Santiago’s other assertions along these lines utterly fail the So What? Test and give the cause of “gender equality” a bad name.
[Santiago] said the [Civil Service Commission] found in 2011 that women occupy only less than one-third of third-level positions in the government; more than one-third in government-owned and -controlled corporations; less than twenty percent in local government units; and more than one-third in the judiciary.
Thus, the proportionate share is 1:2 in favor of men holding top posts in the government, she said.
So what?
So what, if more men are in top government and corporate posts than
women? Perhaps it did not occur to Santiago that maybe many women, at
some point in their careers, opt to prioritise raising their kids over
clambering up the bureaucratic or corporate ladder. Just because
Margaret Thatcher was a great prime minister does not mean she
represents the aspirations of the majority of women.
This ironically male-centric lens from which Santiago presumes to prescribe what women ought to aspire for denigrates the wondrous fact of la différence between the male and female of our species that the French shout Vive!
for. Fact is, men and women are different. They think differently, are
motivated by different things, and, as such, generally aspire to
different things. Just because Filipinos elected an embarrassing
representative of Filipino malehood to the presidency in 2010 does not
mean men should be demonised.
The irony that flies over Santiago’s head is that gender equality espouses equal opportunity to both sexes — that opportunities should be open to qualified people regardless of their gender.

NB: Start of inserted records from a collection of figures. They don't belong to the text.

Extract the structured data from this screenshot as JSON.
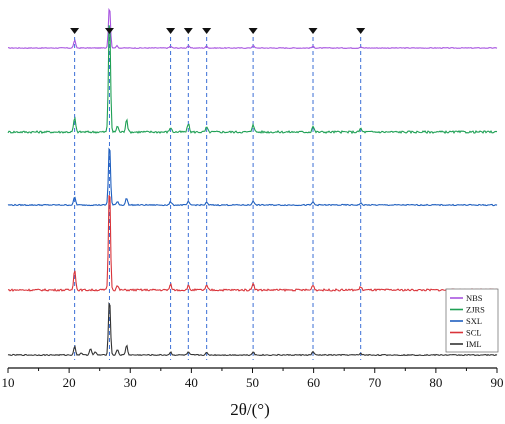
{
  "chart_data": {
    "type": "line",
    "xlabel": "2θ/(°)",
    "ylabel": "",
    "xlim": [
      10,
      90
    ],
    "xticks": [
      10,
      20,
      30,
      40,
      50,
      60,
      70,
      80,
      90
    ],
    "grid": false,
    "legend_position": "bottom-right",
    "marker_positions": [
      20.9,
      26.6,
      36.6,
      39.5,
      42.5,
      50.1,
      59.9,
      67.7
    ],
    "series": [
      {
        "name": "NBS",
        "color": "#a855e0",
        "peaks": [
          [
            20.9,
            0.18
          ],
          [
            26.6,
            1.0
          ],
          [
            27.8,
            0.05
          ],
          [
            36.6,
            0.04
          ],
          [
            39.5,
            0.05
          ],
          [
            42.5,
            0.04
          ],
          [
            50.1,
            0.06
          ],
          [
            59.9,
            0.04
          ],
          [
            67.7,
            0.03
          ]
        ]
      },
      {
        "name": "ZJRS",
        "color": "#1fa055",
        "peaks": [
          [
            20.9,
            0.12
          ],
          [
            26.6,
            1.0
          ],
          [
            27.9,
            0.05
          ],
          [
            29.4,
            0.11
          ],
          [
            36.6,
            0.04
          ],
          [
            39.5,
            0.07
          ],
          [
            42.5,
            0.04
          ],
          [
            50.1,
            0.07
          ],
          [
            59.9,
            0.05
          ],
          [
            67.7,
            0.03
          ]
        ]
      },
      {
        "name": "SXL",
        "color": "#1f5fbf",
        "peaks": [
          [
            20.9,
            0.13
          ],
          [
            26.6,
            1.0
          ],
          [
            27.9,
            0.06
          ],
          [
            29.4,
            0.11
          ],
          [
            36.6,
            0.05
          ],
          [
            39.5,
            0.05
          ],
          [
            42.5,
            0.04
          ],
          [
            50.1,
            0.07
          ],
          [
            59.9,
            0.05
          ],
          [
            67.7,
            0.03
          ]
        ]
      },
      {
        "name": "SCL",
        "color": "#d9343a",
        "peaks": [
          [
            20.9,
            0.2
          ],
          [
            26.6,
            1.0
          ],
          [
            27.9,
            0.04
          ],
          [
            36.6,
            0.05
          ],
          [
            39.5,
            0.04
          ],
          [
            42.5,
            0.04
          ],
          [
            50.1,
            0.07
          ],
          [
            59.9,
            0.05
          ],
          [
            67.7,
            0.03
          ]
        ]
      },
      {
        "name": "IML",
        "color": "#333333",
        "peaks": [
          [
            20.9,
            0.15
          ],
          [
            22.0,
            0.04
          ],
          [
            23.5,
            0.12
          ],
          [
            24.3,
            0.05
          ],
          [
            26.6,
            1.0
          ],
          [
            27.9,
            0.1
          ],
          [
            29.4,
            0.17
          ],
          [
            36.6,
            0.05
          ],
          [
            39.5,
            0.05
          ],
          [
            42.5,
            0.04
          ],
          [
            50.1,
            0.06
          ],
          [
            59.9,
            0.06
          ],
          [
            67.7,
            0.03
          ]
        ]
      }
    ]
  }
}
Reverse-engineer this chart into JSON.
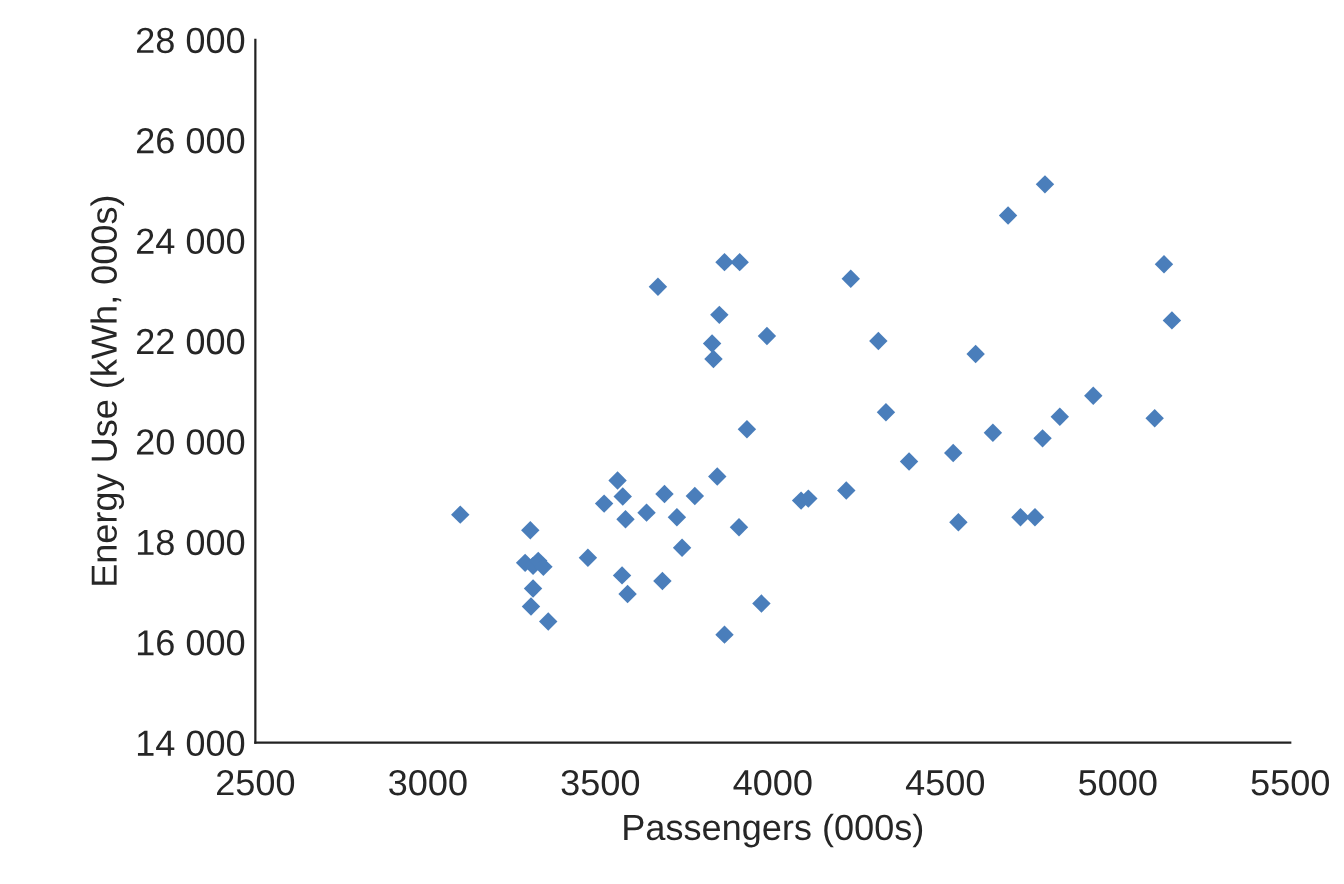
{
  "chart_data": {
    "type": "scatter",
    "xlabel": "Passengers (000s)",
    "ylabel": "Energy Use (kWh, 000s)",
    "x": [
      3094,
      3297,
      3282,
      3305,
      3320,
      3335,
      3305,
      3299,
      3349,
      3464,
      3550,
      3511,
      3565,
      3573,
      3563,
      3579,
      3634,
      3680,
      3686,
      3722,
      3737,
      3774,
      3839,
      3902,
      3967,
      3860,
      3925,
      3828,
      3824,
      3845,
      3983,
      3667,
      3860,
      3904,
      4789,
      4682,
      4226,
      5134,
      5157,
      4306,
      4588,
      4328,
      4929,
      5107,
      4832,
      4782,
      4638,
      4523,
      4395,
      4213,
      4082,
      4103,
      4538,
      4718,
      4760
    ],
    "values": [
      18540,
      18230,
      17580,
      17520,
      17620,
      17500,
      17070,
      16710,
      16410,
      17680,
      19220,
      18760,
      18900,
      18450,
      17330,
      16960,
      18580,
      17220,
      18950,
      18490,
      17880,
      18910,
      19300,
      18290,
      16770,
      16150,
      20240,
      21640,
      21950,
      22520,
      22100,
      23080,
      23570,
      23570,
      25120,
      24500,
      23240,
      23530,
      22410,
      22000,
      21740,
      20580,
      20910,
      20460,
      20490,
      20060,
      20170,
      19770,
      19600,
      19020,
      18820,
      18860,
      18390,
      18490,
      18490
    ],
    "color": "#4a7ebb",
    "marker": "diamond",
    "xlim": [
      2500,
      5500
    ],
    "xticks": [
      2500,
      3000,
      3500,
      4000,
      4500,
      5000,
      5500
    ],
    "ylim": [
      14000,
      28000
    ],
    "yticks": [
      {
        "value": 14000,
        "label": "14 000"
      },
      {
        "value": 16000,
        "label": "16 000"
      },
      {
        "value": 18000,
        "label": "18 000"
      },
      {
        "value": 20000,
        "label": "20 000"
      },
      {
        "value": 22000,
        "label": "22 000"
      },
      {
        "value": 24000,
        "label": "24 000"
      },
      {
        "value": 26000,
        "label": "26 000"
      },
      {
        "value": 28000,
        "label": "28 000"
      }
    ],
    "grid": false,
    "legend": false
  }
}
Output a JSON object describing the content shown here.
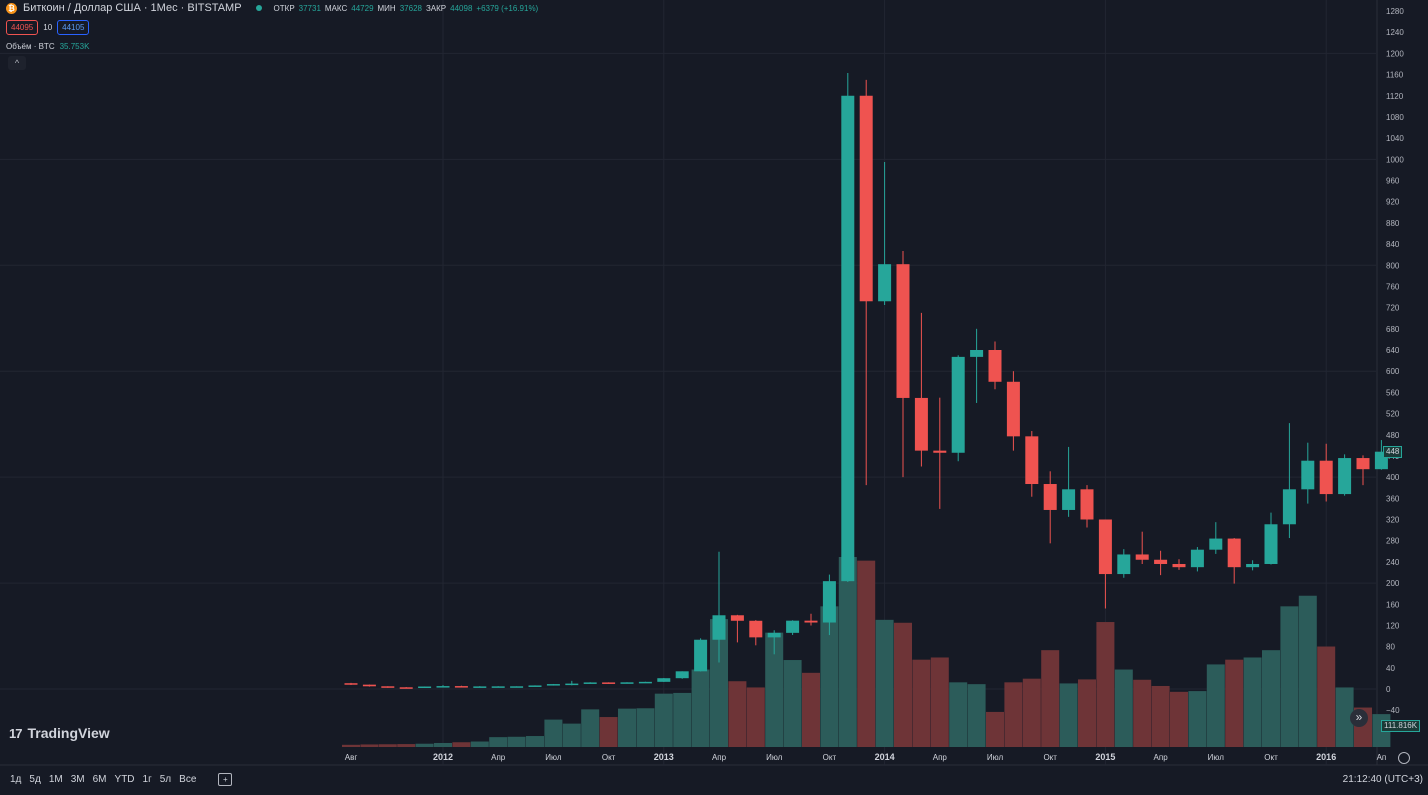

Her conclusions on the observation that women are under-represented in
top government and corporate posts can only be valid if it is
complemented by statistics on how many women in middle-management posts
who are ready to take their career to that next level actually aspire and consciously take steps to do so.
And therein lies that big assumption.
Do women really want to be a Philippine president or senator?
For that matter, should we really care how many female presidents we’ve had and how many female senators are serving this grand republic? More importantly, is it normal for the average woman to aspire to those top offices?
Indeed, it has become fashionable to compliment women who “make it in
a man’s world” by describing them as having the “balls” to compete
in that world. Think about this for a moment. Women having “balls” (in a
figurative sense) is supposedly a good thing. So that’s like saying a
woman becoming man-like sets her apart as an exceptional female — implying that being a man is actually an advantage.
See how the logic of this flawed variety of “gender equality” activism
leads back to the very notion these “activists” are rallying against.
So there are likely other reasons why women are
under-represented in the halls of power in government and the executive
suites of big corporate. That this is because of some kind of imagined
discrimination against them is a big assumption. Filipinos should apply more than the sort of sloppy thinking they are renowned for when regarding the emo appeals of their politicians.